SELECT table_name, last_refresh_time, refresh_watermark, is_stale
FROM `my_project`.sales.INFORMATION_SCHEMA.MATERIALIZED_VIEWS;

Columns:

Column Notes
table_catalog Project id of the MV.
table_schema Dataset id of the MV.
table_name Name of the MV.
last_refresh_time Wall-clock time of the most recent refresh.
refresh_watermark Equal to last_refresh_time (the emulator does not support incremental watermarking).
enable_refresh Always TRUE.
refresh_interval_minutes Reported as 30 for compatibility; not used.
is_stale TRUE once a base-table change has fired and a refresh has not yet run.

Limitations

  • Refresh is full recompute — no incremental refresh, no partition pruning.

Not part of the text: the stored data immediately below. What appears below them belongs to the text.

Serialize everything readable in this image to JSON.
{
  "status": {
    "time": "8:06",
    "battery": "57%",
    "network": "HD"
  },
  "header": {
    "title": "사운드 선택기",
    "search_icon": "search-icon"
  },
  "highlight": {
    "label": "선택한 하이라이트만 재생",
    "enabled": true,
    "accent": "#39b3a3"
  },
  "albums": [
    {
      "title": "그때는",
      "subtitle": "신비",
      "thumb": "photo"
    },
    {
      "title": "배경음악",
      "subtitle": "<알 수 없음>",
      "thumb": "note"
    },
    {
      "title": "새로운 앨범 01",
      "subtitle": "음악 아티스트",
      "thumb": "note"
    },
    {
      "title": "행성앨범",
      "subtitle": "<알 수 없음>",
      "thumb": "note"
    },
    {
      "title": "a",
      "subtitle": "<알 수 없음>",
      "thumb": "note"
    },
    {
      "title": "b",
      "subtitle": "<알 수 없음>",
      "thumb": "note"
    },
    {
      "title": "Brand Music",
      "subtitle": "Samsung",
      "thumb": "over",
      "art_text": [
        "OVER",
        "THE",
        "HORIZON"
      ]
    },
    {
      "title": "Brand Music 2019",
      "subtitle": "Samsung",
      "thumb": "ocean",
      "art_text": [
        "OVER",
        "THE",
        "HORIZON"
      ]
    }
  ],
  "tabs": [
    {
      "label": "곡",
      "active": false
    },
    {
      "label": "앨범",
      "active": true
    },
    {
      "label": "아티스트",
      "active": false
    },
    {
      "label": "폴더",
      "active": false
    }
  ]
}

Documented in docs/reference/out-of-scope.md.
  • Non-deterministic functions (CURRENT_TIMESTAMP, RAND, SESSION_USER) reflect their refresh-time evaluation just like in real BigQuery.
  • Dropping a base table leaves dependent MVs in a "broken" state — the next refresh will fail; the stored rows continue to satisfy reads until then. Drop the dependent MV explicitly if the base table is going away.